The post presented a certificate of appreciation for the sheriffs’ service to the United States and served them breakfast.

"We look forward to their return and a welcome-home breakfast," Kronick said.

In March, Post 76 invited Monsignor John J. Gilchrist of the Archdiocese of Newark to a ceremony at North Bergen’s Temple Beth-El in honor of his work to improve Jewish-Christian relations. Gilchrist received a clock set in a wooden case and an autographed copy of "A Special Mission" by Post member and Yitzhak Rabin biographer Dan Kurzman.

"That was a very effective program," Kronick said. The monsignor is "doing great things that benefit Christian and Jew."

Kronick recalled that as a member of the state Assembly, he had once attended a Passover seder at Gilchrist’s church, Our Lady of Fatima.

Despite these big programs, Post 76 is struggling, as are most veterans groups. The majority of the members in these organizations are veterans of World War II who are in their 80s or 90s and can no longer be as active.

According to the national JWV organization, Post 76 has 55 members. But, Kronick said, membership is closer to 45, and only 10 to 15 show up at meetings. The Gilchrist event drew about 40 people.

Like other veterans groups, Post 76 has seen a drop-off in new members, beginning with the Korean War. Fewer Vietnam veterans joined than Korean vets, and Iraqi vets don’t seem to be interested at all, Kronick said.

"This is not a regular war like World War II," he said.

Because army service is not universal, the soldiers don’t feel drawn to each other, and that’s hurting veterans groups that need new blood to replenish their aging memberships.

"All these organizations are in trouble," he said. "It’s a different spirit, a different attitude [among Iraqi veterans]. They’re not motivated. They’re not joiners."

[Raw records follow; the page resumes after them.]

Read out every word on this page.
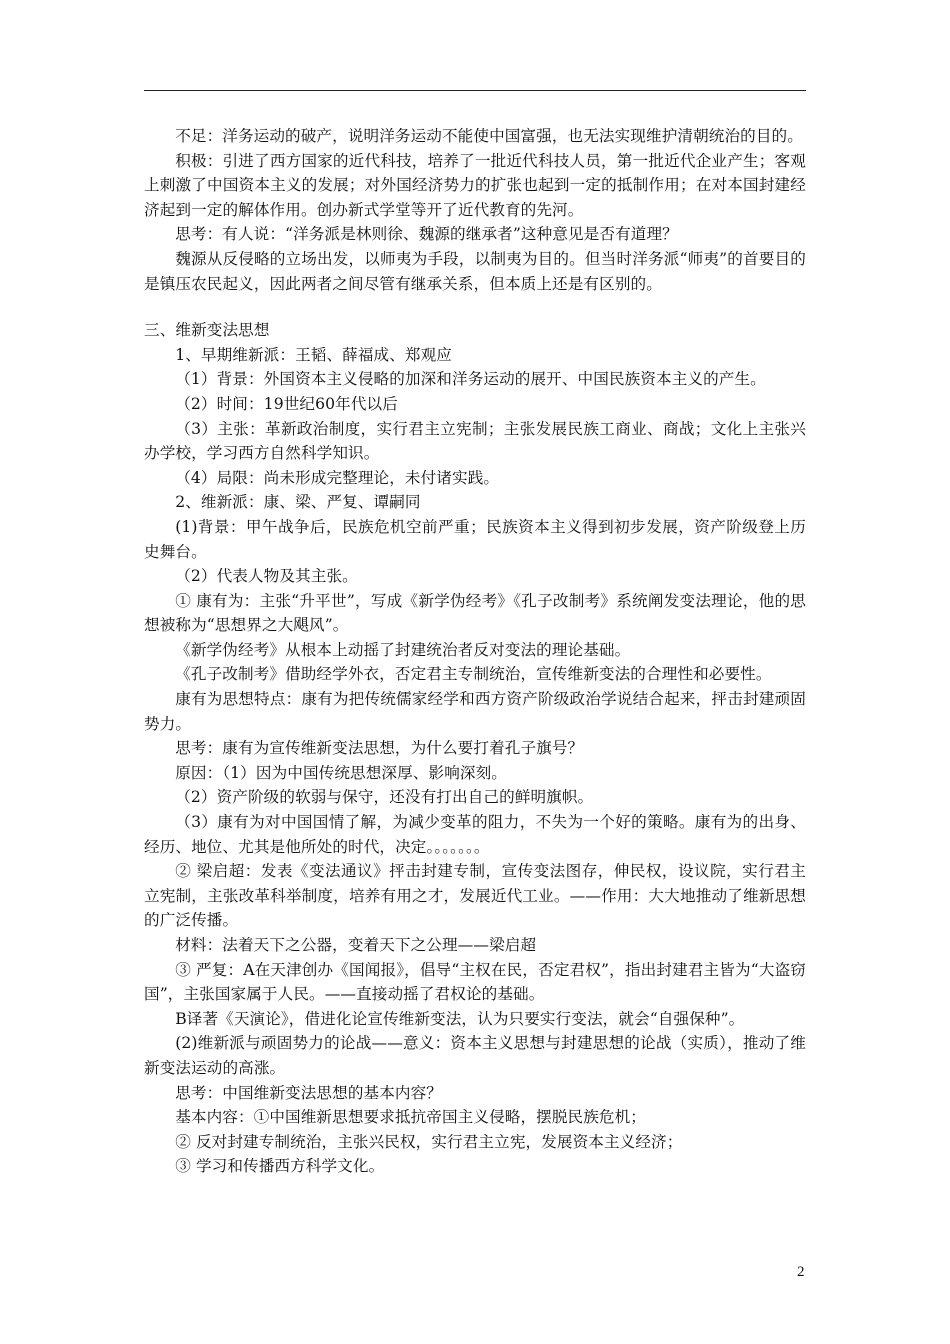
不足：洋务运动的破产，说明洋务运动不能使中国富强，也无法实现维护清朝统治的目的。

积极：引进了西方国家的近代科技，培养了一批近代科技人员，第一批近代企业产生；客观上刺激了中国资本主义的发展；对外国经济势力的扩张也起到一定的抵制作用；在对本国封建经济起到一定的解体作用。创办新式学堂等开了近代教育的先河。

思考：有人说：“洋务派是林则徐、魏源的继承者”这种意见是否有道理？

魏源从反侵略的立场出发，以师夷为手段，以制夷为目的。但当时洋务派“师夷”的首要目的是镇压农民起义，因此两者之间尽管有继承关系，但本质上还是有区别的。

三、维新变法思想

1、早期维新派：王韬、薛福成、郑观应

（1）背景：外国资本主义侵略的加深和洋务运动的展开、中国民族资本主义的产生。

（2）时间：19世纪60年代以后

（3）主张：革新政治制度，实行君主立宪制；主张发展民族工商业、商战；文化上主张兴办学校，学习西方自然科学知识。

（4）局限：尚未形成完整理论，未付诸实践。

2、维新派：康、梁、严复、谭嗣同

(1)背景：甲午战争后，民族危机空前严重；民族资本主义得到初步发展，资产阶级登上历史舞台。

（2）代表人物及其主张。

① 康有为：主张“升平世”，写成《新学伪经考》《孔子改制考》系统阐发变法理论，他的思想被称为“思想界之大飓风”。

《新学伪经考》从根本上动摇了封建统治者反对变法的理论基础。

《孔子改制考》借助经学外衣，否定君主专制统治，宣传维新变法的合理性和必要性。

康有为思想特点：康有为把传统儒家经学和西方资产阶级政治学说结合起来，抨击封建顽固势力。

思考：康有为宣传维新变法思想，为什么要打着孔子旗号？

原因：（1）因为中国传统思想深厚、影响深刻。

（2）资产阶级的软弱与保守，还没有打出自己的鲜明旗帜。

（3）康有为对中国国情了解，为减少变革的阻力，不失为一个好的策略。康有为的出身、经历、地位、尤其是他所处的时代，决定。。。。。。。

② 梁启超：发表《变法通议》抨击封建专制，宣传变法图存，伸民权，设议院，实行君主立宪制，主张改革科举制度，培养有用之才，发展近代工业。——作用：大大地推动了维新思想的广泛传播。

材料：法着天下之公器，变着天下之公理——梁启超

③ 严复：A在天津创办《国闻报》，倡导“主权在民，否定君权”，指出封建君主皆为“大盗窃国”，主张国家属于人民。——直接动摇了君权论的基础。

B译著《天演论》，借进化论宣传维新变法，认为只要实行变法，就会“自强保种”。

(2)维新派与顽固势力的论战——意义：资本主义思想与封建思想的论战（实质），推动了维新变法运动的高涨。

思考：中国维新变法思想的基本内容？

基本内容：①中国维新思想要求抵抗帝国主义侵略，摆脱民族危机；

② 反对封建专制统治，主张兴民权，实行君主立宪，发展资本主义经济；

③ 学习和传播西方科学文化。

2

JWV chapters in West New York and Hoboken have already merged into the North Bergen branch. Eventually, Kronick believes, all posts in individual cities will have to merge into countywide chapters.

Kronick, who served in Germany during the Korean War, was an assemblyman in New Jersey’s 3’nd district from 1988 to 1994. Now he runs a printing business and manages several real estate properties, in addition to serving as commander of Post 76.